La leggenda della fanciulla catanese non è, però, l’unica ad aver dato adito alle dicerie riguardo al nome del pozzo, situato nel centro storico. In un panegirico, composto da don Giacomo Gravina in onore del duca di Carpignano dal titolo la “Gemma zita”, si narrano le nozze tra la ninfa Gemma e il pastore Amaseno. La ninfa era amata anche da Plutone e fu così che Proserpina, gelosa, decise di trasformare Gemma in una fonte.
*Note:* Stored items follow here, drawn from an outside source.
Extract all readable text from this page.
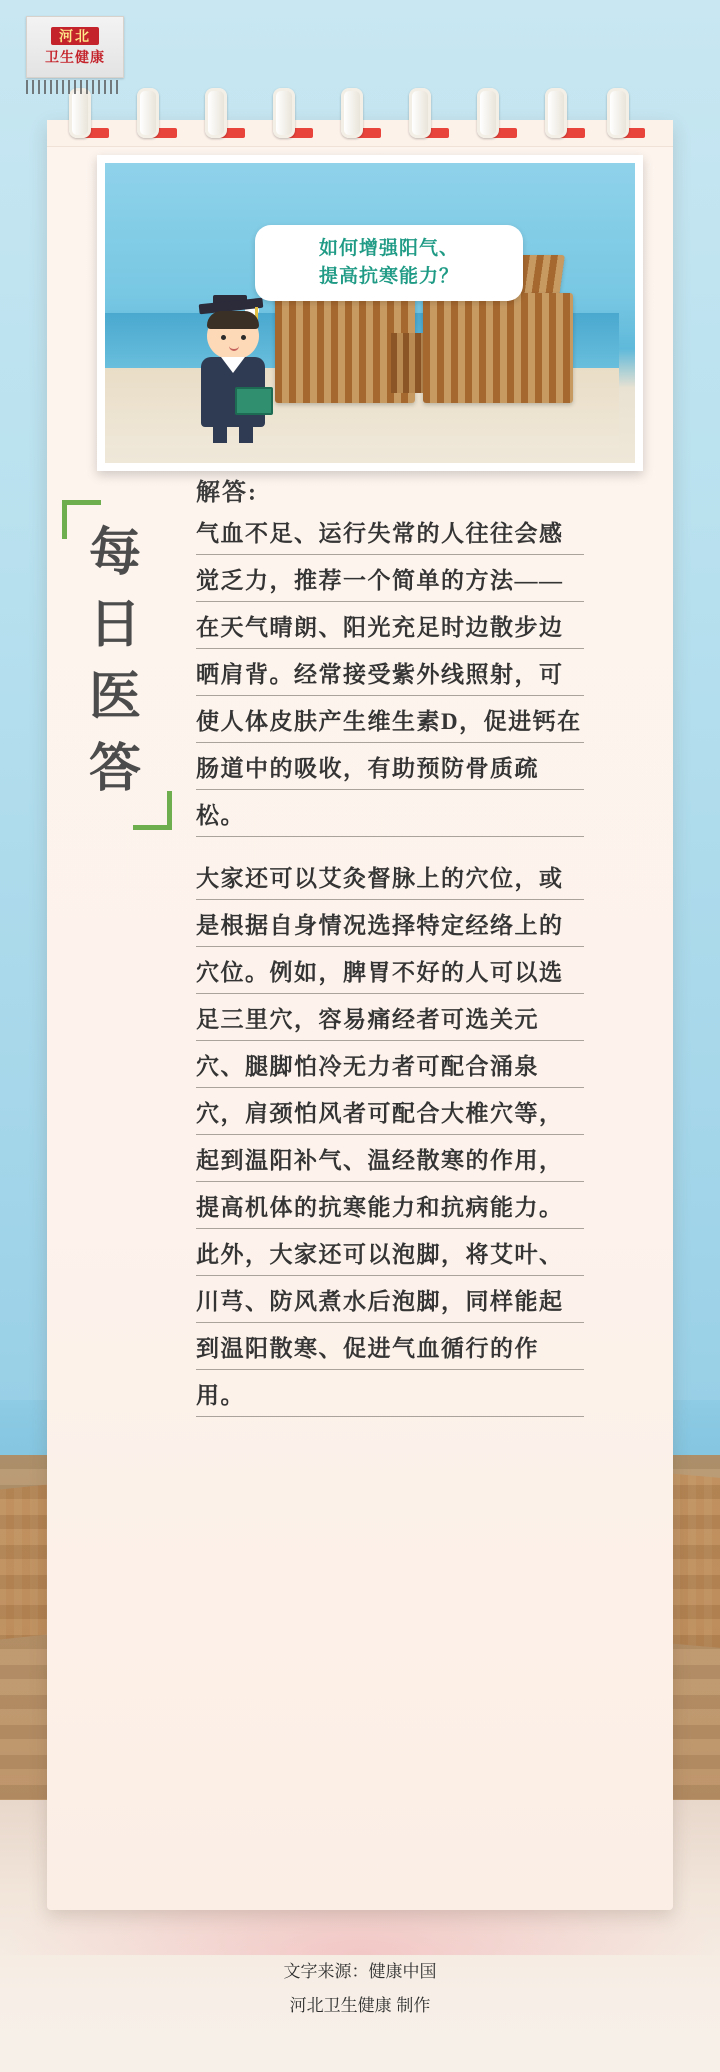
河北
卫生健康
如何增强阳气、
提高抗寒能力？
每日医答
解答:
气血不足、运行失常的人往往会感觉乏力，推荐一个简单的方法——在天气晴朗、阳光充足时边散步边晒肩背。经常接受紫外线照射，可使人体皮肤产生维生素D，促进钙在肠道中的吸收，有助预防骨质疏松。
大家还可以艾灸督脉上的穴位，或是根据自身情况选择特定经络上的穴位。例如，脾胃不好的人可以选足三里穴，容易痛经者可选关元穴、腿脚怕冷无力者可配合涌泉穴，肩颈怕风者可配合大椎穴等，起到温阳补气、温经散寒的作用，提高机体的抗寒能力和抗病能力。此外，大家还可以泡脚，将艾叶、川芎、防风煮水后泡脚，同样能起到温阳散寒、促进气血循行的作用。
文字来源：健康中国
河北卫生健康 制作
Gli dèi, commossi dalla disperazione di Amaseno, trasformarono anch’egli in una fonte, congiungendo le loro acque nel pozzo.
Quali che siano le origini del nome del pozzo, a pochi passi dal Castello Ursino, certo è, tuttavia, che la sua configurazione cambiò durate i secoli, fino a giungere ai nostri giorni per come lo conosciamo. Si sa, comunque, che esso si trovava nell’area medievale della Judecca Suttana, cioè l’antico ghetto ebraico, centro pulsante delle attività commerciali e luogo in cui confluivano numerose sorgenti d’acqua, probabilmente diramazioni dell’Amenano. Nel 1621 il duca di Carpignagno, impegnato in un restauro complessivo della città, dispose che le acque della fonte fossero congiunte con l’Amenano tramite fontane pubbliche.
In seguito all’eruzione dell’Etna del 1669, che, arrivando fino al centro, circondò il Castello Ursino e invase l’area delle sorgenti, Gammazita compresa, il pozzo fu sepolto sotto 14 metri di lava. Abbandonato per un certo periodo, venne però di nuovo riscoperto e valorizzato dagli studiosi europei di stanza a Catania durante il loro Grand Tour. Oggi per poter visitare la fonte bisogna scendere una scala di circa sessantadue scalini che portano a circa 12 metri sotto il manto stradale. Qui è possibile ammirare ancora un tratto superstite della cortina cinquecentesca, luogo in cui scorreva l’acqua sorgiva protagonista dei miti popolari.